Yes. Yes, I am. I think the Middle East today would be a whole different place if they had a religion that considered women important enough to warrant a couple sentences about rape. Thou shalt not lay hold of any woman by force. Not a married woman, not a widow, not a virgin betrothed or unbetrothed, or a child, not a slave of your own or another's. Yea, verily I say unto thee, even the wife of your own should not be stricken and forced.
If the God and the prophets of the Old Testament had time and paper enough to say not to boil beef in milk, not to plant two different kinds of seeds in one field, not to let your brother's sheep wander off, not to take a mother bird from her nest, not to wear wool and linen mixed blend... that's not micro-managing? You are the worst apologist I have ever had the amusement to meet.
But no, the OT did not even recognize rape as a legal category. If you violated another man's property, you were punished. Your punishment did not vary if it was rape, no fine to be paid to the raped woman, no flogging before death to display that this was a double-crime... because it wasn't. Women had no rights. If you ruined a virgin, you paid her father and you got to keep her. (You broke it, you bought it.)
And that is the Middle East today.
Either your argument that taphas doesn't include rape is mendacious, or rape is so unimportant in society, there is no bother mentioning it. Either way points to an attitude about women paralleled today in modern Islam. It is clearly closer to the OT than modern day Christianity is.
Quibbling between betrothed and non-betrothed females is lawyeristic dissembling.
Then why does Deuteronomy make a point of "quibbling" between betrothed and non-betrothed? You have sex with a betrothed woman, you die. You have sex with a non-betrothed woman, you marry her. Clearly "betrothed" was the cognitive category that makes a difference to the man's legal status, not force. The presence or absence of force makes no difference to the man's legal status. It is, in fact, according to you, so unimportant we must not mention it. Presence of force indicates the female should not be punished, and that is the only mention of rape in THE WHOLE BIBLE.

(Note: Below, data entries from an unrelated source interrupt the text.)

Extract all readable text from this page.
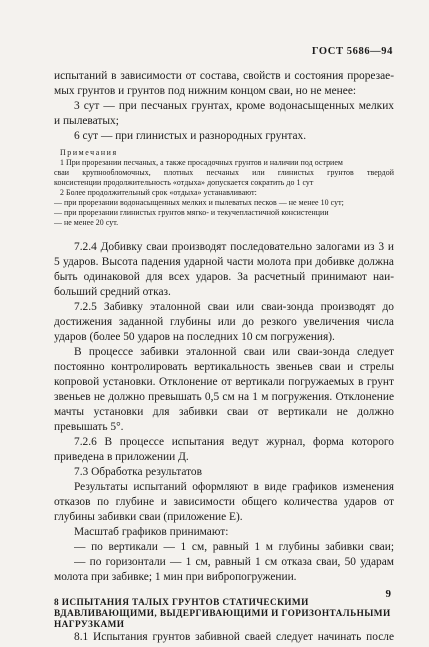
ГОСТ 5686—94
испытаний в зависимости от состава, свойств и состояния прорезае-
мых грунтов и грунтов под нижним концом сваи, но не менее:
3 сут — при песчаных грунтах, кроме водонасыщенных мелких
и пылеватых;
6 сут — при глинистых и разнородных грунтах.
Примечания
1 При прорезании песчаных, а также просадочных грунтов и наличии под острием
сваи крупнообломочных, плотных песчаных или глинистых грунтов твердой
консистенции продолжительность «отдыха» допускается сократить до 1 сут
2 Более продолжительный срок «отдыха» устанавливают:
— при прорезании водонасыщенных мелких и пылеватых песков — не менее 10 сут;
— при прорезании глинистых грунтов мягко- и текучепластичной консистенции
— не менее 20 сут.
7.2.4 Добивку сваи производят последовательно залогами из 3 и
5 ударов. Высота падения ударной части молота при добивке должна
быть одинаковой для всех ударов. За расчетный принимают наи-
больший средний отказ.
7.2.5 Забивку эталонной сваи или сваи-зонда производят до
достижения заданной глубины или до резкого увеличения числа
ударов (более 50 ударов на последних 10 см погружения).
В процессе забивки эталонной сваи или сваи-зонда следует
постоянно контролировать вертикальность звеньев сваи и стрелы
копровой установки. Отклонение от вертикали погружаемых в грунт
звеньев не должно превышать 0,5 см на 1 м погружения. Отклонение
мачты установки для забивки сваи от вертикали не должно
превышать 5°.
7.2.6 В процессе испытания ведут журнал, форма которого
приведена в приложении Д.
7.3 Обработка результатов
Результаты испытаний оформляют в виде графиков изменения
отказов по глубине и зависимости общего количества ударов от
глубины забивки сваи (приложение Е).
Масштаб графиков принимают:
— по вертикали — 1 см, равный 1 м глубины забивки сваи;
— по горизонтали — 1 см, равный 1 см отказа сваи, 50 ударам
молота при забивке; 1 мин при вибропогружении.
8 ИСПЫТАНИЯ ТАЛЫХ ГРУНТОВ СТАТИЧЕСКИМИ
ВДАВЛИВАЮЩИМИ, ВЫДЕРГИВАЮЩИМИ И ГОРИЗОНТАЛЬНЫМИ
НАГРУЗКАМИ
8.1 Испытания грунтов забивной сваей следует начинать после
9
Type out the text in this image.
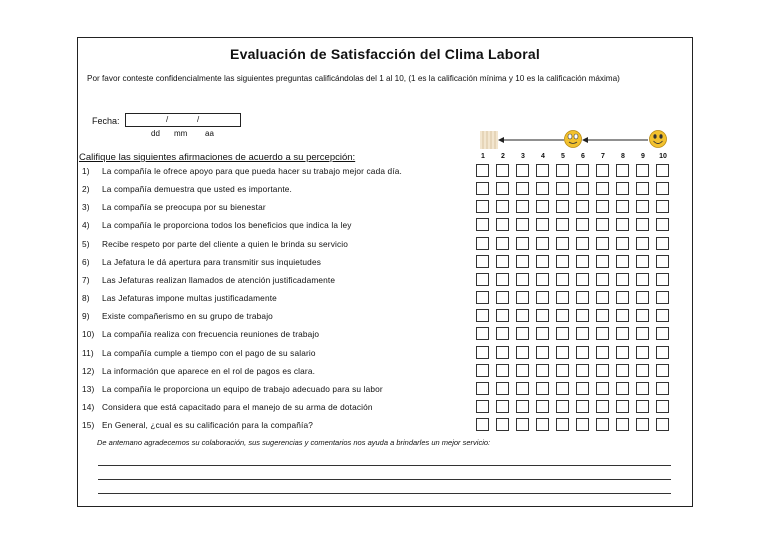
Evaluación de Satisfacción del Clima Laboral
Por favor conteste confidencialmente las siguientes preguntas calificándolas del 1 al 10, (1 es la calificación mínima y 10 es la calificación máxima)
Fecha:	/	/
dd mm aa
Califique las siguientes afirmaciones de acuerdo a su percepción:	1	2	3	4	5	6	7	8	9	10
1) La compañía le ofrece apoyo para que pueda hacer su trabajo mejor cada día.
2) La compañía demuestra que usted es importante.
3) La compañía se preocupa por su bienestar
4) La compañía le proporciona todos los beneficios que indica la ley
5) Recibe respeto por parte del cliente a quien le brinda su servicio
6) La Jefatura le dá apertura para transmitir sus inquietudes
7) Las Jefaturas realizan llamados de atención justificadamente
8) Las Jefaturas impone multas justificadamente
9) Existe compañerismo en su grupo de trabajo
10) La compañía realiza con frecuencia reuniones de trabajo
11) La compañía cumple a tiempo con el pago de su salario
12) La información que aparece en el rol de pagos es clara.
13) La compañía le proporciona un equipo de trabajo adecuado para su labor
14) Considera que está capacitado para el manejo de su arma de dotación
15) En General, ¿cual es su calificación para la compañía?
De antemano agradecemos su colaboración, sus sugerencias y comentarios nos ayuda a brindarles un mejor servicio:
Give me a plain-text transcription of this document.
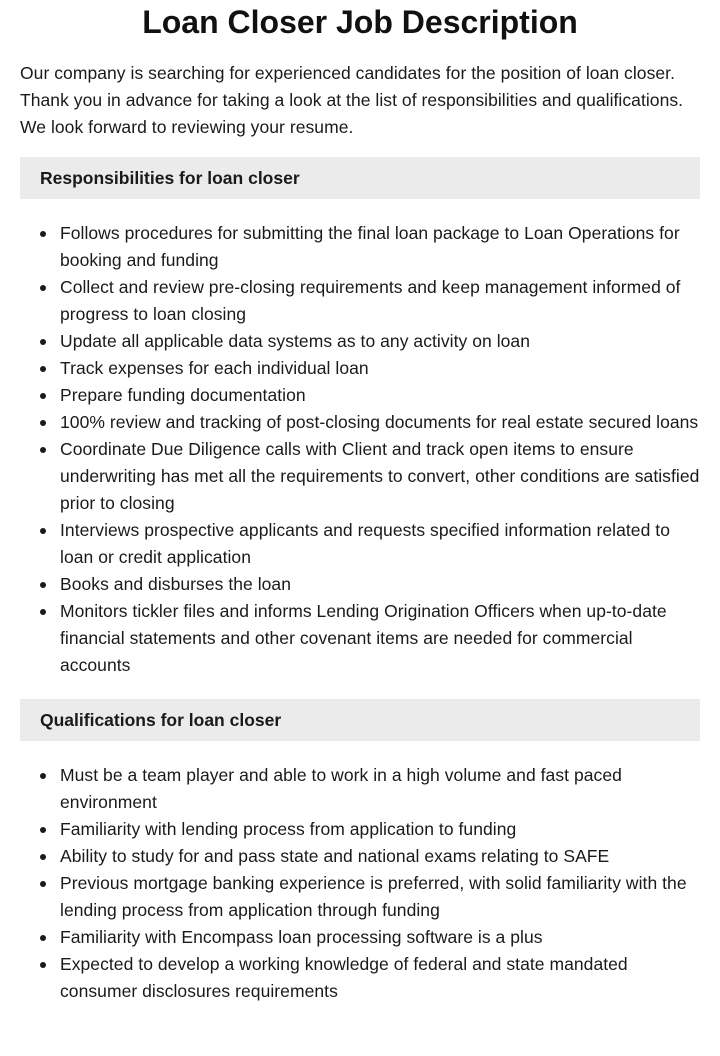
Loan Closer Job Description

Our company is searching for experienced candidates for the position of loan closer. Thank you in advance for taking a look at the list of responsibilities and qualifications. We look forward to reviewing your resume.

Responsibilities for loan closer
Follows procedures for submitting the final loan package to Loan Operations for booking and funding
Collect and review pre-closing requirements and keep management informed of progress to loan closing
Update all applicable data systems as to any activity on loan
Track expenses for each individual loan
Prepare funding documentation
100% review and tracking of post-closing documents for real estate secured loans
Coordinate Due Diligence calls with Client and track open items to ensure underwriting has met all the requirements to convert, other conditions are satisfied prior to closing
Interviews prospective applicants and requests specified information related to loan or credit application
Books and disburses the loan
Monitors tickler files and informs Lending Origination Officers when up-to-date financial statements and other covenant items are needed for commercial accounts
Qualifications for loan closer
Must be a team player and able to work in a high volume and fast paced environment
Familiarity with lending process from application to funding
Ability to study for and pass state and national exams relating to SAFE
Previous mortgage banking experience is preferred, with solid familiarity with the lending process from application through funding
Familiarity with Encompass loan processing software is a plus
Expected to develop a working knowledge of federal and state mandated consumer disclosures requirements
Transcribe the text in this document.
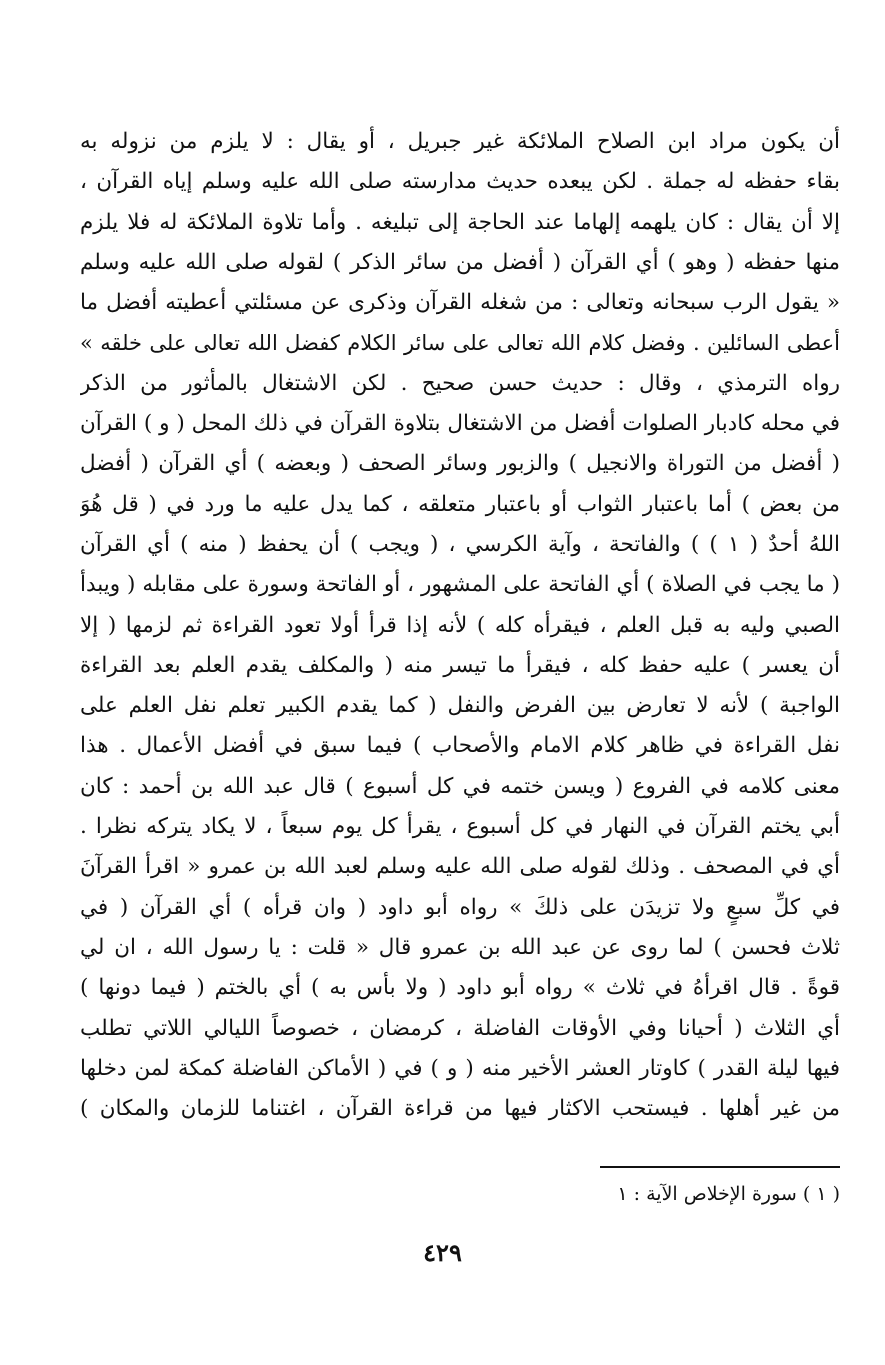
أن يكون مراد ابن الصلاح الملائكة غير جبريل ، أو يقال : لا يلزم من نزوله به
بقاء حفظه له جملة . لكن يبعده حديث مدارسته صلى الله عليه وسلم إياه القرآن ،
إلا أن يقال : كان يلهمه إلهاما عند الحاجة إلى تبليغه . وأما تلاوة الملائكة له فلا يلزم
منها حفظه ( وهو ) أي القرآن ( أفضل من سائر الذكر ) لقوله صلى الله عليه وسلم
« يقول الرب سبحانه وتعالى : من شغله القرآن وذكرى عن مسئلتي أعطيته أفضل ما
أعطى السائلين . وفضل كلام الله تعالى على سائر الكلام كفضل الله تعالى على خلقه »
رواه الترمذي ، وقال : حديث حسن صحيح . لكن الاشتغال بالمأثور من الذكر
في محله كادبار الصلوات أفضل من الاشتغال بتلاوة القرآن في ذلك المحل ( و ) القرآن
( أفضل من التوراة والانجيل ) والزبور وسائر الصحف ( وبعضه ) أي القرآن ( أفضل
من بعض ) أما باعتبار الثواب أو باعتبار متعلقه ، كما يدل عليه ما ورد في ( قل هُوَ
اللهُ أحدٌ ( ١ ) ) والفاتحة ، وآية الكرسي ، ( ويجب ) أن يحفظ ( منه ) أي القرآن
( ما يجب في الصلاة ) أي الفاتحة على المشهور ، أو الفاتحة وسورة على مقابله ( ويبدأ
الصبي وليه به قبل العلم ، فيقرأه كله ) لأنه إذا قرأ أولا تعود القراءة ثم لزمها ( إلا
أن يعسر ) عليه حفظ كله ، فيقرأ ما تيسر منه ( والمكلف يقدم العلم بعد القراءة
الواجبة ) لأنه لا تعارض بين الفرض والنفل ( كما يقدم الكبير تعلم نفل العلم على
نفل القراءة في ظاهر كلام الامام والأصحاب ) فيما سبق في أفضل الأعمال . هذا
معنى كلامه في الفروع ( ويسن ختمه في كل أسبوع ) قال عبد الله بن أحمد : كان
أبي يختم القرآن في النهار في كل أسبوع ، يقرأ كل يوم سبعاً ، لا يكاد يتركه نظرا .
أي في المصحف . وذلك لقوله صلى الله عليه وسلم لعبد الله بن عمرو « اقرأ القرآنَ
في كلِّ سبعٍ ولا تزيدَن على ذلكَ » رواه أبو داود ( وان قرأه ) أي القرآن ( في
ثلاث فحسن ) لما روى عن عبد الله بن عمرو قال « قلت : يا رسول الله ، ان لي
قوةً . قال اقرأهُ في ثلاث » رواه أبو داود ( ولا بأس به ) أي بالختم ( فيما دونها )
أي الثلاث ( أحيانا وفي الأوقات الفاضلة ، كرمضان ، خصوصاً الليالي اللاتي تطلب
فيها ليلة القدر ) كاوتار العشر الأخير منه ( و ) في ( الأماكن الفاضلة كمكة لمن دخلها
من غير أهلها . فيستحب الاكثار فيها من قراءة القرآن ، اغتناما للزمان والمكان )
( ١ ) سورة الإخلاص الآية : ١
٤٢٩
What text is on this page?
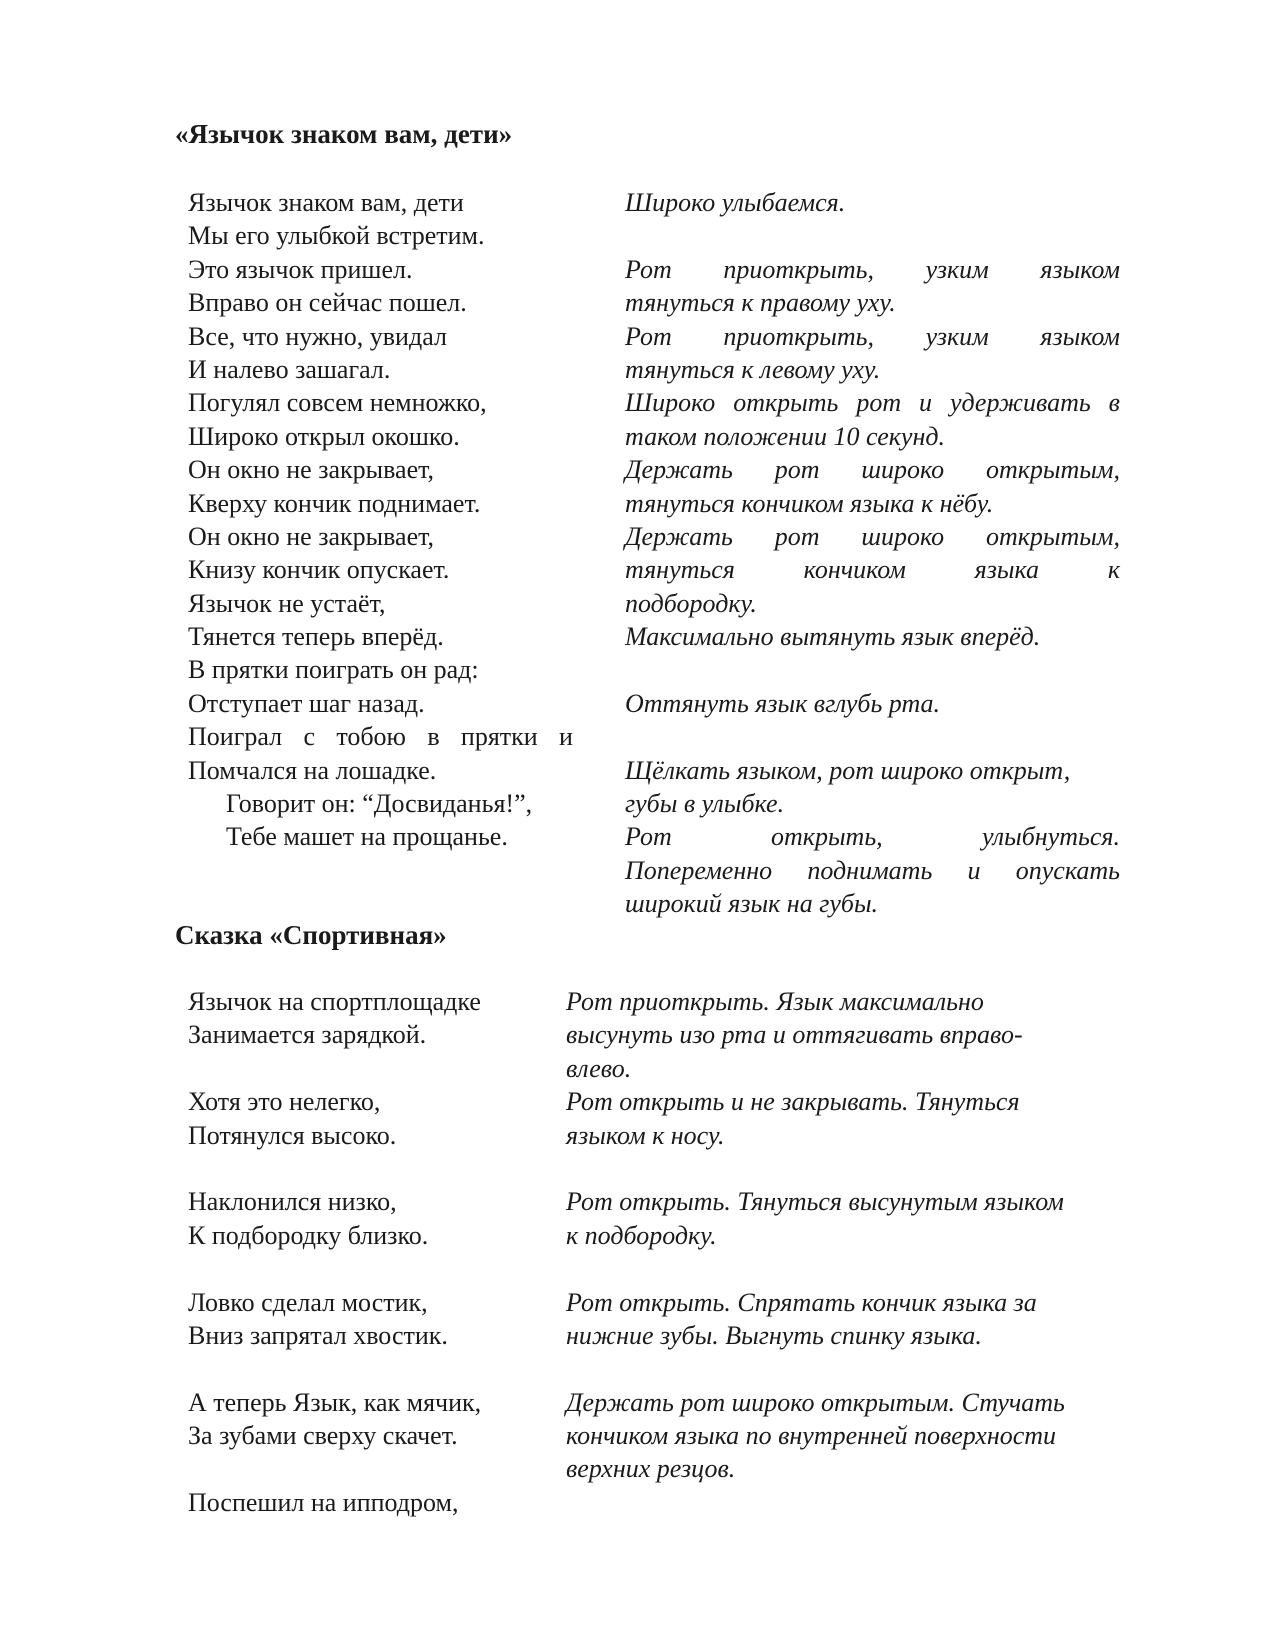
«Язычок знаком вам, дети»
Язычок знаком вам, дети
Мы его улыбкой встретим.
Это язычок пришел.
Вправо он сейчас пошел.
Все, что нужно, увидал
И налево зашагал.
Погулял совсем немножко,
Широко открыл окошко.
Он окно не закрывает,
Кверху кончик поднимает.
Он окно не закрывает,
Книзу кончик опускает.
Язычок не устаёт,
Тянется теперь вперёд.
В прятки поиграть он рад:
Отступает шаг назад.
Поиграл с тобою в прятки и
Помчался на лошадке.
Говорит он: “Досвиданья!”,
Тебе машет на прощанье.
Широко улыбаемся.
Рот приоткрыть, узким языком
тянуться к правому уху.
Рот приоткрыть, узким языком
тянуться к левому уху.
Широко открыть рот и удерживать в
таком положении 10 секунд.
Держать рот широко открытым,
тянуться кончиком языка к нёбу.
Держать рот широко открытым,
тянуться	кончиком	языка	к
подбородку.
Максимально вытянуть язык вперёд.
Оттянуть язык вглубь рта.
Щёлкать языком, рот широко открыт,
губы в улыбке.
Рот	открыть,	улыбнуться.
Попеременно поднимать и опускать
широкий язык на губы.
Сказка «Спортивная»
Язычок на спортплощадке
Занимается зарядкой.
Хотя это нелегко,
Потянулся высоко.
Наклонился низко,
К подбородку близко.
Ловко сделал мостик,
Вниз запрятал хвостик.
А теперь Язык, как мячик,
За зубами сверху скачет.
Поспешил на ипподром,
Рот приоткрыть. Язык максимально
высунуть изо рта и оттягивать вправо-
влево.
Рот открыть и не закрывать. Тянуться
языком к носу.
Рот открыть. Тянуться высунутым языком
к подбородку.
Рот открыть. Спрятать кончик языка за
нижние зубы. Выгнуть спинку языка.
Держать рот широко открытым. Стучать
кончиком языка по внутренней поверхности
верхних резцов.
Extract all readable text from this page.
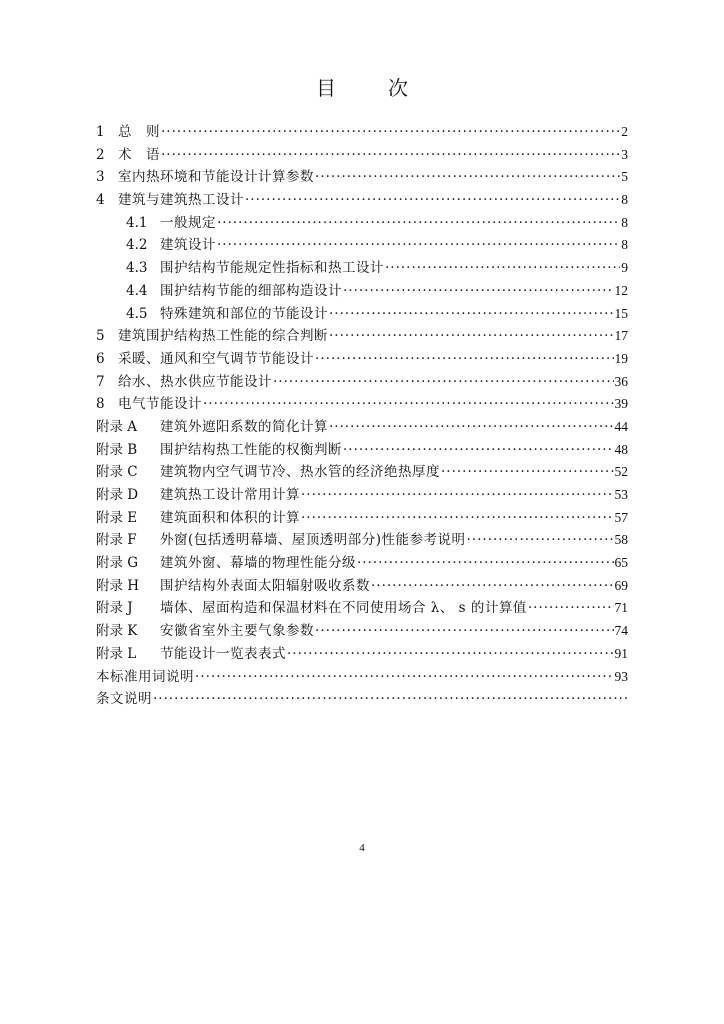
目	次
1 总　则 ·····	2
2 术　语 ·····	3
3 室内热环境和节能设计计算参数 ·····	5
4 建筑与建筑热工设计 ·····	8
4.1 一般规定 ·····	8
4.2 建筑设计 ·····	8
4.3 围护结构节能规定性指标和热工设计 ·····	9
4.4 围护结构节能的细部构造设计 ·····	12
4.5 特殊建筑和部位的节能设计 ·····	15
5 建筑围护结构热工性能的综合判断 ·····	17
6 采暖、通风和空气调节节能设计 ·····	19
7 给水、热水供应节能设计 ·····	36
8 电气节能设计 ·····	39
附录 A	建筑外遮阳系数的简化计算 ·····	44
附录 B	围护结构热工性能的权衡判断 ·····	48
附录 C	建筑物内空气调节冷、热水管的经济绝热厚度 ·····	52
附录 D	建筑热工设计常用计算 ·····	53
附录 E	建筑面积和体积的计算 ·····	57
附录 F	外窗(包括透明幕墙、屋顶透明部分)性能参考说明 ·····	58
附录 G	建筑外窗、幕墙的物理性能分级 ·····	65
附录 H	围护结构外表面太阳辐射吸收系数 ·····	69
附录 J	墙体、屋面构造和保温材料在不同使用场合 λ、 s 的计算值 ·····	71
附录 K	安徽省室外主要气象参数 ·····	74
附录 L	节能设计一览表表式 ·····	91
本标准用词说明 ·····	93
条文说明
·····
4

A whole book dedicated to guiding men, and it was more important to mention not to boil beef in milk than it was to mention not raping women. Because that's merely a quibble. After all, in most societies we don't worry about men raping women, we worry about them boiling beef in milk and running around taking mother birds off their nests and then there's that rash of wool & linen wearing that always rears its ugly head whenever young men get their blood up....
Face it. The morality of the Old Testament is the morality of the Middle East today. Muslim men are living the dream.
OK. You have never read the Bible. Please stop lying. More proof of your not having read it is your “boil beef in milk” statement, which doesn’t appear anywhere in the text.
You certainly have never read the Koran either.
And your insistence on distorting words’ meanings bespeaks an agenda far beyond mere atheism.